Psychiatrists have too much power. They are not fully accountable. They can make decisions that affect the quality of people’s lives, everything from suspending someone’s driving licence without notice to sectioning someone and then transferring them to another unit, perhaps hundreds of miles away, without their or their family’s consent and without any serious opportunity to challenge. Add the ability to threaten or intimidate families into silence and you have the potential for an awful lot of abuse.

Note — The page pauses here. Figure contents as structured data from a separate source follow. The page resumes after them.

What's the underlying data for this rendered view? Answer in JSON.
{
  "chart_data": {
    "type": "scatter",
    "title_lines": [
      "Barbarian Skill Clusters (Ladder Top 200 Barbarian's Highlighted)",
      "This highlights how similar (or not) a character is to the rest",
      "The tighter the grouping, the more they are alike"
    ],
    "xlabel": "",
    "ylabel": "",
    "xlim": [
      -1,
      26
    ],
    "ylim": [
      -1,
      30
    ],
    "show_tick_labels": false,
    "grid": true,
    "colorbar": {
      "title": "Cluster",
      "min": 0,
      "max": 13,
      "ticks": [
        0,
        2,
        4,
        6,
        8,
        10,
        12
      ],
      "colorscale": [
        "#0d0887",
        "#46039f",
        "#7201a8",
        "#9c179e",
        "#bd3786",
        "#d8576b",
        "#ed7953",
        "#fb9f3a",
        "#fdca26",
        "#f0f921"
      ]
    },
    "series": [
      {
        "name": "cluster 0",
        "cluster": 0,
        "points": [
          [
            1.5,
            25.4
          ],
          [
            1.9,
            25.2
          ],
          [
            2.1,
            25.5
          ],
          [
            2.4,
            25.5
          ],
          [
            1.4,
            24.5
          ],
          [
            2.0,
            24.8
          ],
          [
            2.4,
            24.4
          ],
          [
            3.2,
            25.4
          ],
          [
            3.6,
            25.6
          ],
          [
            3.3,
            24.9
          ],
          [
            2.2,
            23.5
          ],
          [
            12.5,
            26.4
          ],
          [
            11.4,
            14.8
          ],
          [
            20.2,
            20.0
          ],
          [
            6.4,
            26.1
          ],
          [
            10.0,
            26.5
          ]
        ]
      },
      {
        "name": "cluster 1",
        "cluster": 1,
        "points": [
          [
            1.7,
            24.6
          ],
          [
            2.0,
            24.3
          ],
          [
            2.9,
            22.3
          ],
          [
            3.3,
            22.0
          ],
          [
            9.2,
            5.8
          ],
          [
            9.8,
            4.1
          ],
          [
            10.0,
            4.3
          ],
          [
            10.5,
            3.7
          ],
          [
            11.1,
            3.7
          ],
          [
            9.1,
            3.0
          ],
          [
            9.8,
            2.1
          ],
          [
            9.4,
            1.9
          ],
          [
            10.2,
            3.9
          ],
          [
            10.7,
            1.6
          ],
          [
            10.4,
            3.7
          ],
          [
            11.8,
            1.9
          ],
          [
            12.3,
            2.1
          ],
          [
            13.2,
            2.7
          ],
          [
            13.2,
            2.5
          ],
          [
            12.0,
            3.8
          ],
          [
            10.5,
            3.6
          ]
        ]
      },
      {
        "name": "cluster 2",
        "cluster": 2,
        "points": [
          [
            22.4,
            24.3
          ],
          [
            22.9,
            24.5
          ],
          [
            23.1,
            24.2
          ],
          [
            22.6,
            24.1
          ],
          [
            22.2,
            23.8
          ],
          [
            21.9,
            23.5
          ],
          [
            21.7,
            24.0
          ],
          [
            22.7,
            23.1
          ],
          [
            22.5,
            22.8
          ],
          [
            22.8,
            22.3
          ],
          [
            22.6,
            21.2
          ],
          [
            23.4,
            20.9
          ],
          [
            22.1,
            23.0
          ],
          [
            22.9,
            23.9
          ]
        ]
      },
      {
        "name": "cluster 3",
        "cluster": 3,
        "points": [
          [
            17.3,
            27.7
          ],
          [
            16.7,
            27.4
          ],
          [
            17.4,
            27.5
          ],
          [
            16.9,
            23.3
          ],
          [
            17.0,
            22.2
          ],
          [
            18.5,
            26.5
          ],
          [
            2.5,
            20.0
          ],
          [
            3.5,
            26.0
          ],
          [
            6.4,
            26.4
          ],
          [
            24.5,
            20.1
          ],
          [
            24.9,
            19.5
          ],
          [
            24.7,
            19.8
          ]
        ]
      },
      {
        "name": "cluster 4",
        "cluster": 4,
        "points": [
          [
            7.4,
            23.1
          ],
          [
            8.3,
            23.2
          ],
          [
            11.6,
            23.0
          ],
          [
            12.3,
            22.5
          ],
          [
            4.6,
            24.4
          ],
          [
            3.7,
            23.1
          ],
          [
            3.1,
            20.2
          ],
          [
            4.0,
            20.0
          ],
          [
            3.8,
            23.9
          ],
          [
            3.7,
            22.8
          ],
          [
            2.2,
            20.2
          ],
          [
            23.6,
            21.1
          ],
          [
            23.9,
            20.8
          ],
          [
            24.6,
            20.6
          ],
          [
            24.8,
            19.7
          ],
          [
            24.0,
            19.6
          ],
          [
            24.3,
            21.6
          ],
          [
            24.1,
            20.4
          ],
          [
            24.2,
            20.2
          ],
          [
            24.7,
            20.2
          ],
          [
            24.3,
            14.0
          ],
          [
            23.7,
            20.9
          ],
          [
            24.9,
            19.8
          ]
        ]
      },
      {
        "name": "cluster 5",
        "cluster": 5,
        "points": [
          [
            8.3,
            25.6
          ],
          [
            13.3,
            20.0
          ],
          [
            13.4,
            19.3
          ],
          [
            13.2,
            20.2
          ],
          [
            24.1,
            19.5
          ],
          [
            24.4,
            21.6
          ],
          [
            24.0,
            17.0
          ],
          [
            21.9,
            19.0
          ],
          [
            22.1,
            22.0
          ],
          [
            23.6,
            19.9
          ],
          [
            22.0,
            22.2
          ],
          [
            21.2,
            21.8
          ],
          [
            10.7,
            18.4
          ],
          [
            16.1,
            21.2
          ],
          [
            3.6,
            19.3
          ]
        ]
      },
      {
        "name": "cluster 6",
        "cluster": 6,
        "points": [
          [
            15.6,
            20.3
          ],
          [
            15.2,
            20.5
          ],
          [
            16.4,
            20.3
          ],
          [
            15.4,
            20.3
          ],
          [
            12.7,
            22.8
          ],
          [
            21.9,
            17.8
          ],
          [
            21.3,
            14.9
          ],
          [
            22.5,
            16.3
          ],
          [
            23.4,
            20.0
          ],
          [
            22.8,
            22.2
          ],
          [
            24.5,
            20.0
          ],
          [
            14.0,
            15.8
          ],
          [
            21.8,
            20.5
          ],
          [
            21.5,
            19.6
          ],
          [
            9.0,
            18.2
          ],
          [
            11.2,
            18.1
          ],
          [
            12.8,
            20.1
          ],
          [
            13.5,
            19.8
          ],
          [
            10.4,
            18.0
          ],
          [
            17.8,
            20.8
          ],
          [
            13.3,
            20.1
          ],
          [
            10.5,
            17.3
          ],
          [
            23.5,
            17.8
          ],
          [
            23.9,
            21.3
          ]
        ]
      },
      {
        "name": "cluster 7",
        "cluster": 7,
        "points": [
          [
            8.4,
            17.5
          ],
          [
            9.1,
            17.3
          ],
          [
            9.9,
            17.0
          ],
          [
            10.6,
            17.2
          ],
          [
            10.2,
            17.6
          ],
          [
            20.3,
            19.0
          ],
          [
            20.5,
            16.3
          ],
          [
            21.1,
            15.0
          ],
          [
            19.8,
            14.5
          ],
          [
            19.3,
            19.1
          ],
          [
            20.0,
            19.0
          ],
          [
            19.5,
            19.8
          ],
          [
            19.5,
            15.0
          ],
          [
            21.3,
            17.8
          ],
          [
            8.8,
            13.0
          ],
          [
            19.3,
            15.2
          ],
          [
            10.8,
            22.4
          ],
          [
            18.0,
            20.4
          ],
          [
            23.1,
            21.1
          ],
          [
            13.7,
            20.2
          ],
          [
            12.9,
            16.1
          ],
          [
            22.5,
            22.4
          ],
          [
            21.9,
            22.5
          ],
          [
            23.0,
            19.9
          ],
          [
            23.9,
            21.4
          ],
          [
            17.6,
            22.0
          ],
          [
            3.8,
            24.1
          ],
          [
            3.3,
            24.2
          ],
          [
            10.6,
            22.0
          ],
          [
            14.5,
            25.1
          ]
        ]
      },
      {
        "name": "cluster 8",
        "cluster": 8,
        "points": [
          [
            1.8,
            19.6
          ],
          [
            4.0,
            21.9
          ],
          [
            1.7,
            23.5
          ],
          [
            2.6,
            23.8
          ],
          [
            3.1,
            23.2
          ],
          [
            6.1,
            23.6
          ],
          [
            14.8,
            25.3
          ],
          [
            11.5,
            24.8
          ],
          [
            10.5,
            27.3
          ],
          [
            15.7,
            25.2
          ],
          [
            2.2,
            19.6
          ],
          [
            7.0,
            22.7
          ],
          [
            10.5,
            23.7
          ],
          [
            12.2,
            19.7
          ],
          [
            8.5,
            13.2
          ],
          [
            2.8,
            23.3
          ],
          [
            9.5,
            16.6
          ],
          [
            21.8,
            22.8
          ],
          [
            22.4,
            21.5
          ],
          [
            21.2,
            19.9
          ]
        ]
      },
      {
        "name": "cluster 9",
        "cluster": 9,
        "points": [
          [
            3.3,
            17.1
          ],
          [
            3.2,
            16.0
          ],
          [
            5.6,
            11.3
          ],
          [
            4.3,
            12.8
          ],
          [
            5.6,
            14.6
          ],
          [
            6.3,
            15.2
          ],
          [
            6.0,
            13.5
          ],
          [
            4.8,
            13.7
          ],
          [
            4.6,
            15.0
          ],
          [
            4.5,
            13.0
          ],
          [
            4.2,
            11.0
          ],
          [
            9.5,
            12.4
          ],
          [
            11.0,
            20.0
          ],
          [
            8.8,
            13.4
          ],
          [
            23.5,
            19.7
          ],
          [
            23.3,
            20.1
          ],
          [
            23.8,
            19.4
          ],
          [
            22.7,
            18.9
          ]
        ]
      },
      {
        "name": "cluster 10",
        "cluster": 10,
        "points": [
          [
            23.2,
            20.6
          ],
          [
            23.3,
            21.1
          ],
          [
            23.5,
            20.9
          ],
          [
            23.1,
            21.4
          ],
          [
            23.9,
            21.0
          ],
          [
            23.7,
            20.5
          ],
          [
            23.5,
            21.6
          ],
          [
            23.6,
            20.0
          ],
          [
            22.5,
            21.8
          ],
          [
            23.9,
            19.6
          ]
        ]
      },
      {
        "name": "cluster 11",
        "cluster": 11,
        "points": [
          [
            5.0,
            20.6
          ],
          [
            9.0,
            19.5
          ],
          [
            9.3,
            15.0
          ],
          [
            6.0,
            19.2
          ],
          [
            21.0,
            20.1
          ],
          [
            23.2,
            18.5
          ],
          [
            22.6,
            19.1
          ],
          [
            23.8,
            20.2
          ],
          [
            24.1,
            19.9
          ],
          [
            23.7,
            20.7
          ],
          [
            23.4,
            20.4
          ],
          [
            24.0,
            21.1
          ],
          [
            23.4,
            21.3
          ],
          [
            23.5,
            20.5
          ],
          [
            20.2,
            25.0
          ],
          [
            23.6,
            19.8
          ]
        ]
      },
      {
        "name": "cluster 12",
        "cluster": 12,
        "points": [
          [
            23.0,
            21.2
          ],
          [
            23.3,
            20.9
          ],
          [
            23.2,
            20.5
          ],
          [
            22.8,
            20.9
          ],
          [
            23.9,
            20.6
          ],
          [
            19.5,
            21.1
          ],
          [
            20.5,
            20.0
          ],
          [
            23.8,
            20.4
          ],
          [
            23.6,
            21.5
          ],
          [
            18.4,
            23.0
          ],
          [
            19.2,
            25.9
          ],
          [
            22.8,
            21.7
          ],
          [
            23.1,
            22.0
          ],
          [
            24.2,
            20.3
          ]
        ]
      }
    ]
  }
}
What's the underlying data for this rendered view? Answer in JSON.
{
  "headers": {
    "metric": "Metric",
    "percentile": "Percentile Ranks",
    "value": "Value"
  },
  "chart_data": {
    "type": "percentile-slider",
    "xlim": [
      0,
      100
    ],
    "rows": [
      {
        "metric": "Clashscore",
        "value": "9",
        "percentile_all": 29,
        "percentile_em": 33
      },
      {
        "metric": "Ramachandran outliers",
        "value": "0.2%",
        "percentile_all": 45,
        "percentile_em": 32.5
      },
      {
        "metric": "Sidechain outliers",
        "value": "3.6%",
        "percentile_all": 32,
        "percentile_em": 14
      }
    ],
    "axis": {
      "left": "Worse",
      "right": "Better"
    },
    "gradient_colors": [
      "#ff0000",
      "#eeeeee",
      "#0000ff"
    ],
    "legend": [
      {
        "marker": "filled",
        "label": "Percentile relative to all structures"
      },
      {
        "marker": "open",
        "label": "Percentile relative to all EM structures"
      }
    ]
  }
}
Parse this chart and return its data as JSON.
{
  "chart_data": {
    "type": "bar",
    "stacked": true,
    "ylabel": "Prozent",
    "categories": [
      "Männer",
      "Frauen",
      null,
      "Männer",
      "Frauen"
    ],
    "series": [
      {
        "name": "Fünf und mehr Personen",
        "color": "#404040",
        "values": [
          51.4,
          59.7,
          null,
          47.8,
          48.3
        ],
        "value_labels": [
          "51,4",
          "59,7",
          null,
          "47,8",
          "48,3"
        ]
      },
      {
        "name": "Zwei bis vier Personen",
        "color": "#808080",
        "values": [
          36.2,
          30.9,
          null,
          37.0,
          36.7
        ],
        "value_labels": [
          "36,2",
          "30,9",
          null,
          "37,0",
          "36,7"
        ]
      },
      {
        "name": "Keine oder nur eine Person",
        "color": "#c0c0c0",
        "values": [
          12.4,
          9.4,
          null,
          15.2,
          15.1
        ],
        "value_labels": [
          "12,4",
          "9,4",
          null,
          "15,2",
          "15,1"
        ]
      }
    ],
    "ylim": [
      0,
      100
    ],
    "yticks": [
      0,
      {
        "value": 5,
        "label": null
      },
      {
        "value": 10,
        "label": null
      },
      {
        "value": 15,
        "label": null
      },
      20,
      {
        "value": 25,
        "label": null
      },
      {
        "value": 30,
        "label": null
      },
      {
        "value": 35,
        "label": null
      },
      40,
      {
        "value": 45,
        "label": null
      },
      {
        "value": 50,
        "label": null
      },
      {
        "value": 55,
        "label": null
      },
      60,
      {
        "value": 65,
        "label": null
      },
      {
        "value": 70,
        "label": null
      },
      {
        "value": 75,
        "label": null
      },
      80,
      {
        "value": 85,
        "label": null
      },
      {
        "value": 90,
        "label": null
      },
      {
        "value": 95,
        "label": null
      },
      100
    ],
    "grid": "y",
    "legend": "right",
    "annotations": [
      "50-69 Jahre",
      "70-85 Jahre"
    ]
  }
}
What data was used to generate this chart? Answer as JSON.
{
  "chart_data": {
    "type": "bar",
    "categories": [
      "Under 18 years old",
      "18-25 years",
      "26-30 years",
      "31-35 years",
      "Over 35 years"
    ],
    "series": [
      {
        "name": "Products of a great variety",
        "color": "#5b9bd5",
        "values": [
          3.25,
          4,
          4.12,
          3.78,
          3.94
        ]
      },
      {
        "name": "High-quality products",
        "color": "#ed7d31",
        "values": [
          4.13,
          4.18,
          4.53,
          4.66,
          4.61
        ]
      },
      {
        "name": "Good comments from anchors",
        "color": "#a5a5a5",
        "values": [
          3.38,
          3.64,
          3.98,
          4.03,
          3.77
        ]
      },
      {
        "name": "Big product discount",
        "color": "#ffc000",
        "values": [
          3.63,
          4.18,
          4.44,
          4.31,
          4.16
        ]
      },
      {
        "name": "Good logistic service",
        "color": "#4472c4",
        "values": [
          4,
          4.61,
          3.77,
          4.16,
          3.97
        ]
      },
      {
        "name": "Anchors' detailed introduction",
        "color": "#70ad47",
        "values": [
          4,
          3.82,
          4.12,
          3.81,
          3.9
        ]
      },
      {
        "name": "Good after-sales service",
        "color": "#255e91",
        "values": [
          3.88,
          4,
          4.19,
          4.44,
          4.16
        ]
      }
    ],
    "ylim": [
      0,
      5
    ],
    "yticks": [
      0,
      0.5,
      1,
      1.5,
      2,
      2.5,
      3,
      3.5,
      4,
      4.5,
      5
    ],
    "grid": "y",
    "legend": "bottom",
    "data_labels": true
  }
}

Silence is often justified in terms of protecting vulnerable people; this is particularly so when children in care are concerned; parents are prohibited from disclosing what went on in a family court session, for example. In some cases, not naming a child involved in care proceedings or who has been a victim of a sexual assault is entirely appropriate for their protection (and I have defended it on one previous occasion, where Panorama were forbidden from naming a boy who had been taken into care after, among other things, setting fire to his room, after a legal challenge from the local authority). However, it can also undermine a parent’s position and their child’s trust in them — I read an article recently by a mother who had had to lie to her daughter so as to conceal the fact that her parents were in the family courts, which ordered that she not disclose the fact to her daughter. But worst of all, it can stop a parent or relative seeking advice in a semi-public forum such as Facebook or MumsNet about dangers their relative is facing, let alone taking it to the media. This is likely to be the case if someone is in a care home under the orders of the Court of Protection, for example (as Thomas Rawnsley was at the end of his life).

However, injustice, abuse and cruelty thrive when people cannot talk about it. So many victims of sexual abuse reported that their abusers told them not to tell as it would break up their family, break their mother’s hearts, or they wouldn’t be believed (and they were often right on the last of these things). We talk about justice being done and seen to be done; we have the Freedom of Information Act so that government departments cannot conceal waste or corruption. Publicity is vital for ensuring that people who have power over others’ lives cannot abuse it with impunity. I believe that the fact that Claire Dyer’s case was known locally in South Wales and was being widely discussed in the disability blogging community, including on this site, and that the commercially-run unit which took her despite not being equipped to do so knew this, was a major factor in ensuring that she was released early. The family of Robert Stillman, whose placement was approved days after his story was highlighted on Seven Days of Action, are convinced that this is what made the difference.

We cannot discuss the reasons why ATUs and the Mental Health Act they rely on to detain people are inadequate, sometimes lethally so, if the lives of the people affected are shrouded in secrecy. We must campaign to end the secrecy of the Court of Protection where it is not necessary (the judiciary is already moving in this direction). Trusts and corporations must know that their names will become public knowledge if a disabled person dies or is seriously injured in their care. Secrecy benefits nobody except the abusers, the foot-draggers and the companies that profit from disabled people’s misery and their families’ grief. It must be fought at every turn.